Helen | 22 Oct 2012
Those of you who visit this site regularly may have noticed a few changes – yes, we made time in our schedule to work on our own website!
Feedback so far has been overwhelmingly positive, and we’re really proud of it – but why is doing your own website so hard? Having just gone through the process ourselves, here are my thoughts:
1. Subjectivity
This goes for your own marketing in general, I think, not just your website – you’re simply too embedded in the day-to-day work within your own business to get a clear idea of how others see you, and what you may need to do to overcome any objections they may have about working with you.
We used to run an event called ‘Changing Websites’ – like Changing Rooms but for websites! – where we would make over a delegate’s website, live and against the clock, using audience feedback to guide us. We’d encourage the audience to criticise each other’s websites and it was quite amazing to see how surprised people were to hear what others REALLY thought about their websites.
I did a presentation recently for a local networking group, and just for a change, I gave the audience quite a lot of background information about me (as a person!) and one of the delegates remarked afterwards that I was ‘so different to how she thought I would be’. Inspired by this comment, I’ve been asking a lot of people lately about how they perceive our business – and what their first impressions are of me personally too.
As a result, you’ll see that on this website we’ve tried to make the tone of the site a lot less corporate – we’ve tried to make our personality come across and used some informal photographs of ourselves as well as the more formal ones you’ll see around the site.
2. Britishness
You may have noticed the obvious flaw in the ‘ask people what they think about you’ approach mentioned above – most of the time people will be far too polite – or British! – to tell you to your face what they think of your site. Far better to ask them anonymously – through surveys, user testing, analysis of your Analytics and more.
Also, people forget that the only website users they usually talk to are their customers – what about all the visitors who didn’t enquire? A client with a very high bounce rate and low conversion rate once told me that there was ‘clearly no problem’ with her website because everyone told her how good it is – forgetting that she was only talking to the people who liked it enough to buy from her!
3. The day job
What do you do, when you have a limited amount of time available, and clients paying you money to provide them with a service? You look after the clients first, of course, and leave working on your own website until you’ve ‘got time’ – which of course you never have. In the end you just have to make time – we cleared our diaries one day and worked flat out on the site to get it finished. And we delegated some of the work of writing our new content to a copywriter.
4. Perfectionism
We all want our websites to be ‘just so’ and many clients come to us with a wish list as long as their arm, of all the things they want to include on their new website. But striving for perfection often translates into ‘never finishing the job’. A website – especially now that we have open source content management systems at our disposal to make it easy to update and add to our sites at a later stage – should never be completely ‘finished’ and should grow and evolve with us. Sometimes you just have to make it live and accept that you’ll need to finish some parts of it another day.

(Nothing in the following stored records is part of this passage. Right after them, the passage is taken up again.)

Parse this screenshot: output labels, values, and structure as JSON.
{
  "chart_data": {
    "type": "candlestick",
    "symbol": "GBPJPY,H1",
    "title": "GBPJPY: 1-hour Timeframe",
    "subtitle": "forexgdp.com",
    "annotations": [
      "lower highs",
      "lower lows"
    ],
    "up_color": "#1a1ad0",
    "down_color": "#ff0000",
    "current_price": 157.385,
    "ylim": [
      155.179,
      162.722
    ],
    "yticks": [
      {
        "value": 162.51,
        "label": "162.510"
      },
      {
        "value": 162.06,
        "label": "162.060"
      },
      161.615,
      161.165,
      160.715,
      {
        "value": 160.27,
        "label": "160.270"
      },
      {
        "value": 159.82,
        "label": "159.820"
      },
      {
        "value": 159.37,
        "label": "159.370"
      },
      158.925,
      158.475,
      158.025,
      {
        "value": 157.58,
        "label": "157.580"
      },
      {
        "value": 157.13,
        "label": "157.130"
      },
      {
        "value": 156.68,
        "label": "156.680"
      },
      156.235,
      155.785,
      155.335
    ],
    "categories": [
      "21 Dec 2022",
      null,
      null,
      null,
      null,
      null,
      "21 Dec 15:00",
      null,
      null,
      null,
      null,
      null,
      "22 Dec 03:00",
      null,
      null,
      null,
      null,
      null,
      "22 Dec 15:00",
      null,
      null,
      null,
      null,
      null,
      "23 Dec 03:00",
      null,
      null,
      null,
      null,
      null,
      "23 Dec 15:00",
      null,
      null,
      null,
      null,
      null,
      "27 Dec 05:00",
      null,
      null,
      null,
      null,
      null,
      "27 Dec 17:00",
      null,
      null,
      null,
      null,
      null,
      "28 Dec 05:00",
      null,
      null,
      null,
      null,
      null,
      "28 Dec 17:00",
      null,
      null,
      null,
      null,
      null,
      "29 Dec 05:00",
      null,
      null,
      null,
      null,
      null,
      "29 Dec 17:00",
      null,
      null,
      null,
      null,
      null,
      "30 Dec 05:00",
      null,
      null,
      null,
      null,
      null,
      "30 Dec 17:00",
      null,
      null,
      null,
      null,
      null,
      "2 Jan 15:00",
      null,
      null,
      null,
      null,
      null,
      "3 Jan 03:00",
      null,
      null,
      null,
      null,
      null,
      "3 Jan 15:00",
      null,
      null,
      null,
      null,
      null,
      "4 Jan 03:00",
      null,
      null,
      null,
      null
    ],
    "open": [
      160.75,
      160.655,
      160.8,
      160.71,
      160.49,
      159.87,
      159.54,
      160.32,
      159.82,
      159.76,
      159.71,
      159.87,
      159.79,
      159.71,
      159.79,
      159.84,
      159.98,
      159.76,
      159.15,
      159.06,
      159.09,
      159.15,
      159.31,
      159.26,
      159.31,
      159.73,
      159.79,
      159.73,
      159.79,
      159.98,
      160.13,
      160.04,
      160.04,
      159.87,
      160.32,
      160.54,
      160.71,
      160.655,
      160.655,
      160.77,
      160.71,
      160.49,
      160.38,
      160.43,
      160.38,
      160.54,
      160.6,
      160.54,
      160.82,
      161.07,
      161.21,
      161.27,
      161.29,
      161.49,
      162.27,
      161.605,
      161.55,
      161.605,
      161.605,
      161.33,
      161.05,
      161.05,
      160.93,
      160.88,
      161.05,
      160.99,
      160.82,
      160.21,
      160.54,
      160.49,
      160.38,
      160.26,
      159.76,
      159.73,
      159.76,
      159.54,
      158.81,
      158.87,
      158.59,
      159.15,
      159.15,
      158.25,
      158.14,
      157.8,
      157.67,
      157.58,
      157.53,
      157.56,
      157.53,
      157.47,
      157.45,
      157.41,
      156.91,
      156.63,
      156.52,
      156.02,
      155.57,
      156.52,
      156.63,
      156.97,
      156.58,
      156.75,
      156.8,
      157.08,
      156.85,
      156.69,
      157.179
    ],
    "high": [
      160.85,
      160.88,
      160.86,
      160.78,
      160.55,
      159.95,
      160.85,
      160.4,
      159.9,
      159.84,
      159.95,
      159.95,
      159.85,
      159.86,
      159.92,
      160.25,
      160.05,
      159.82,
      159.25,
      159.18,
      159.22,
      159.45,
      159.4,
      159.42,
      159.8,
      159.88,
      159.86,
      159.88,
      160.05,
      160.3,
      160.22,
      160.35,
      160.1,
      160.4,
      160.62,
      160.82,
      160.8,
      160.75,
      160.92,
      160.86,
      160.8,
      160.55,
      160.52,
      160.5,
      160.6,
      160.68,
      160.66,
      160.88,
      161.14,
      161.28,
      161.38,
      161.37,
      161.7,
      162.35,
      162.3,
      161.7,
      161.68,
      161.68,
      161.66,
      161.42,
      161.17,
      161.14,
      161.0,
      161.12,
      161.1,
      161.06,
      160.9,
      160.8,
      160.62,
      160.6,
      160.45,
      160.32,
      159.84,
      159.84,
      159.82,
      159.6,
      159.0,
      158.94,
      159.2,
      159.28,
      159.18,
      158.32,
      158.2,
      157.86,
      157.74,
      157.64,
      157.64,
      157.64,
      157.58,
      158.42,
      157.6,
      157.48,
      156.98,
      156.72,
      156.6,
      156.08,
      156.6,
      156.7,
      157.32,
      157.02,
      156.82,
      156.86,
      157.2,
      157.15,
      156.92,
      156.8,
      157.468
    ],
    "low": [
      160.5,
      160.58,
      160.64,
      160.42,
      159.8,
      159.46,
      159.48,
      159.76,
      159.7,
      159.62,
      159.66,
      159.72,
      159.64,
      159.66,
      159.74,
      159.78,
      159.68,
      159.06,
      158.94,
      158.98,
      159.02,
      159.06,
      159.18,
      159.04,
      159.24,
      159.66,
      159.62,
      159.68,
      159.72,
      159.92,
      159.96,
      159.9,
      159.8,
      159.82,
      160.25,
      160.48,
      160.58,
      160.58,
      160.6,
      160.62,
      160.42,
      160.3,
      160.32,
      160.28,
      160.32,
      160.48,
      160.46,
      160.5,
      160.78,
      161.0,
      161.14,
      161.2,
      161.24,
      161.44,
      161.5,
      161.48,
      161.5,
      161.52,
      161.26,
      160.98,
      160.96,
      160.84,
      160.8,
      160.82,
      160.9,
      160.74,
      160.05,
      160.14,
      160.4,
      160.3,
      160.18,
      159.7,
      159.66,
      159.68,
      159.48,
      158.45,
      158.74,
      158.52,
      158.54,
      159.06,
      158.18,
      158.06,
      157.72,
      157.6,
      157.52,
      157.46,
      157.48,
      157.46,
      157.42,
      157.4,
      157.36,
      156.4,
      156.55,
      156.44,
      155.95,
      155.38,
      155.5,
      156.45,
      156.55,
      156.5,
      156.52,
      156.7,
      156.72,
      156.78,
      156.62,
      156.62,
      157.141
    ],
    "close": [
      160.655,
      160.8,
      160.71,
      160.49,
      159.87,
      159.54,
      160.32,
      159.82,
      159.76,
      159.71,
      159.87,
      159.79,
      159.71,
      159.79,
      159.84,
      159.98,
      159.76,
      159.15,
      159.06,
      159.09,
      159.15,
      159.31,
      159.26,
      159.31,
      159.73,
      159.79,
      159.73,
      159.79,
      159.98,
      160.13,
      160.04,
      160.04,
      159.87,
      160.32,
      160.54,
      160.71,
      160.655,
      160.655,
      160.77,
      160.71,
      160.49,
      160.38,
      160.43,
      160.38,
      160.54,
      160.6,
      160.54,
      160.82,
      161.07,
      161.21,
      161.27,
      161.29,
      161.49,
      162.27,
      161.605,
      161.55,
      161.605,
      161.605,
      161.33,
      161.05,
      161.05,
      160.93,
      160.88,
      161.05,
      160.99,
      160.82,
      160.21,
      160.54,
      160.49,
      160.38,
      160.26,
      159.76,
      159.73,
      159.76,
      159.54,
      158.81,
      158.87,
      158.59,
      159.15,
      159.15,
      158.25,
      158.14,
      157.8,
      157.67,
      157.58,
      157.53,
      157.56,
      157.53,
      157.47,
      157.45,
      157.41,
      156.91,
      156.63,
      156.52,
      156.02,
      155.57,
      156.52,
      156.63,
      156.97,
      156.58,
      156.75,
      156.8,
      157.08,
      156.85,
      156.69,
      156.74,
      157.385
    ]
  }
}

So, should you build your own website?
In our case, we clearly have no choice, because we need to showcase our skills and show clients what we can do. Our website isn’t just a source of information about our website, it’s a practical example of our work. But if I were advising a friend just starting their own business – I’d say, please think carefully before you decide to build your own website. Quite apart from the fact that most home-made sites simply look unprofessional (and what kind of message does that send out?), building your own (decent!) website is actually very hard, even for a web designer.
You don’t just need technical skill and design flair – you also need time (bags of it), objectivity, research, self discipline, and an ability to know when to stop. (But of course, if you do decide to build your own, at least build it in a flexible open source system such as WordPress, by coming on one of our courses!)